Many scholars have perceived the Zongli Yamen 総理衙門, established in 1861, as performing the function of a foreign office. However, from the outset, Qing bureaucrats limited the scope of the institution’s functionality, curtailed its scale and authority, and planned for its eventual abolition. Similar characteristics can also be observed in debates in the early 1860s surrounding the role of the Minister Superintendent of Trade. Zeng Guofan 曾国藩, for instance, articulated his institutional vision for this role from the standpoint that trade was an issue which was of an identical nature to domestic tax collection. In other words, while the Qing did establish new institutions and roles for the handling of foreign affairs, it nevertheless planned from the start to limit their functionality, curtail their scope and, eventually, abolish them in favor of a more traditional solution.
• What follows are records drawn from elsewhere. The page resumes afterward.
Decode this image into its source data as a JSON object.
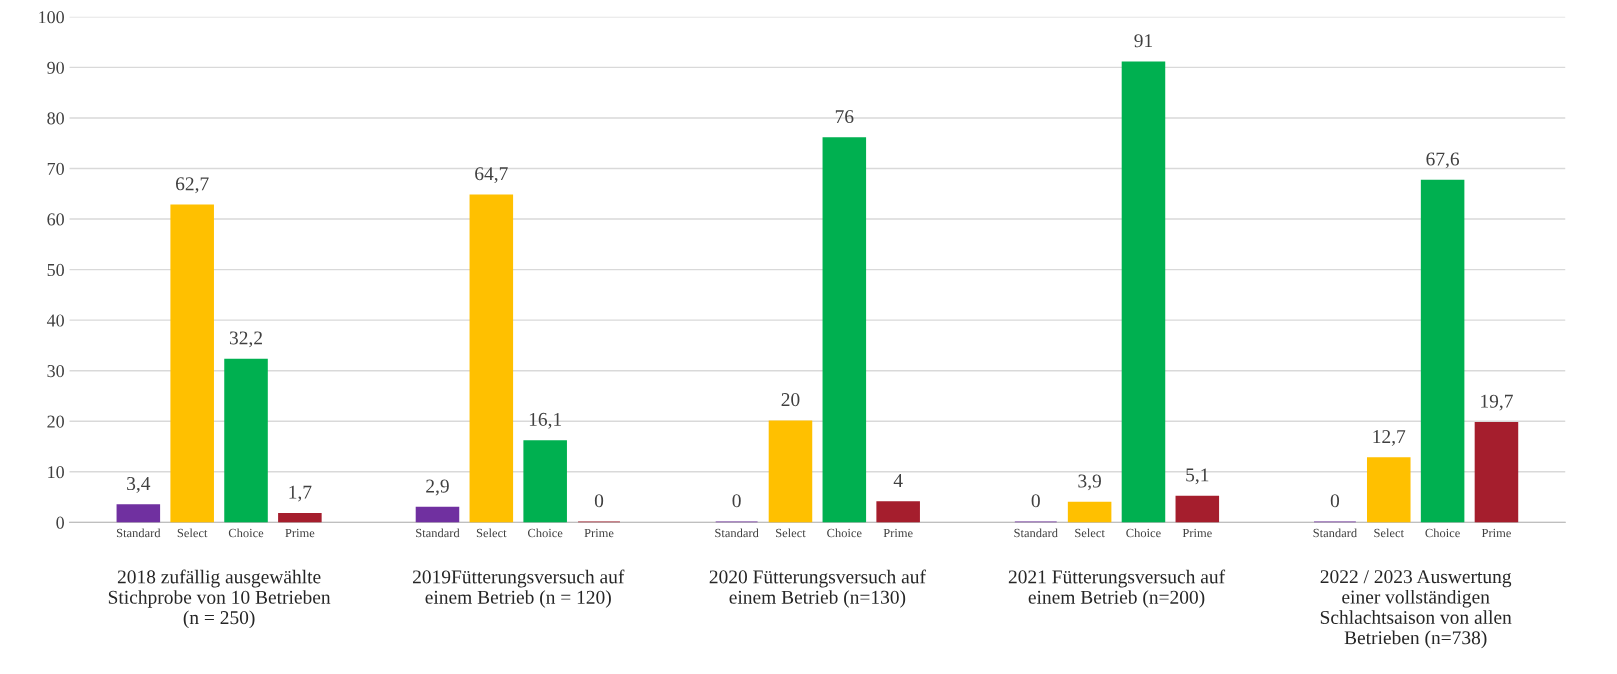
{
  "chart_data": {
    "type": "bar",
    "categories": [
      "2018 zufällig ausgewählte\nStichprobe von 10 Betrieben\n(n = 250)",
      "2019Fütterungsversuch auf\neinem Betrieb (n = 120)",
      "2020 Fütterungsversuch auf\neinem Betrieb (n=130)",
      "2021 Fütterungsversuch auf\neinem Betrieb (n=200)",
      "2022 / 2023 Auswertung\neiner vollständigen\nSchlachtsaison von allen\nBetrieben (n=738)"
    ],
    "series": [
      {
        "name": "Standard",
        "color": "#7030a0",
        "values": [
          3.4,
          2.9,
          0,
          0,
          0
        ],
        "value_labels": [
          "3,4",
          "2,9",
          "0",
          "0",
          "0"
        ]
      },
      {
        "name": "Select",
        "color": "#ffc000",
        "values": [
          62.7,
          64.7,
          20,
          3.9,
          12.7
        ],
        "value_labels": [
          "62,7",
          "64,7",
          "20",
          "3,9",
          "12,7"
        ]
      },
      {
        "name": "Choice",
        "color": "#00b050",
        "values": [
          32.2,
          16.1,
          76,
          91,
          67.6
        ],
        "value_labels": [
          "32,2",
          "16,1",
          "76",
          "91",
          "67,6"
        ]
      },
      {
        "name": "Prime",
        "color": "#a51e2d",
        "values": [
          1.7,
          0,
          4,
          5.1,
          19.7
        ],
        "value_labels": [
          "1,7",
          "0",
          "4",
          "5,1",
          "19,7"
        ]
      }
    ],
    "ylim": [
      0,
      100
    ],
    "yticks": [
      0,
      10,
      20,
      30,
      40,
      50,
      60,
      70,
      80,
      90,
      100
    ],
    "grid": "y",
    "legend": false
  }
}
The key focus for the Qing when it came to institutional change in the mid-19th century was, therefore, not what had changed, but how to reinstate former precedents in place of of these changes.
In the 1860s, the instigators of internal rebellions (such as the Taipings) and foreign powers (such as Russia) were all, for the Qing, comparable entities in that they did not genuflect to the authority of the Celestial Empire (tianchao 天朝). For this reason, all were categorized as “foreign entities” (yiwu 異物). During the compilation of the CBYS, both foreign relations and domestic problems were treated indiscriminately, and the collection did not draw any distinctions between internal insurgencies and foreign threats. At this juncture then, the Qing did not pursue a “foreign policy” in the way which we understand it today; rather, it pursued a foreign policy which addressed foreign entities in the domestic context only.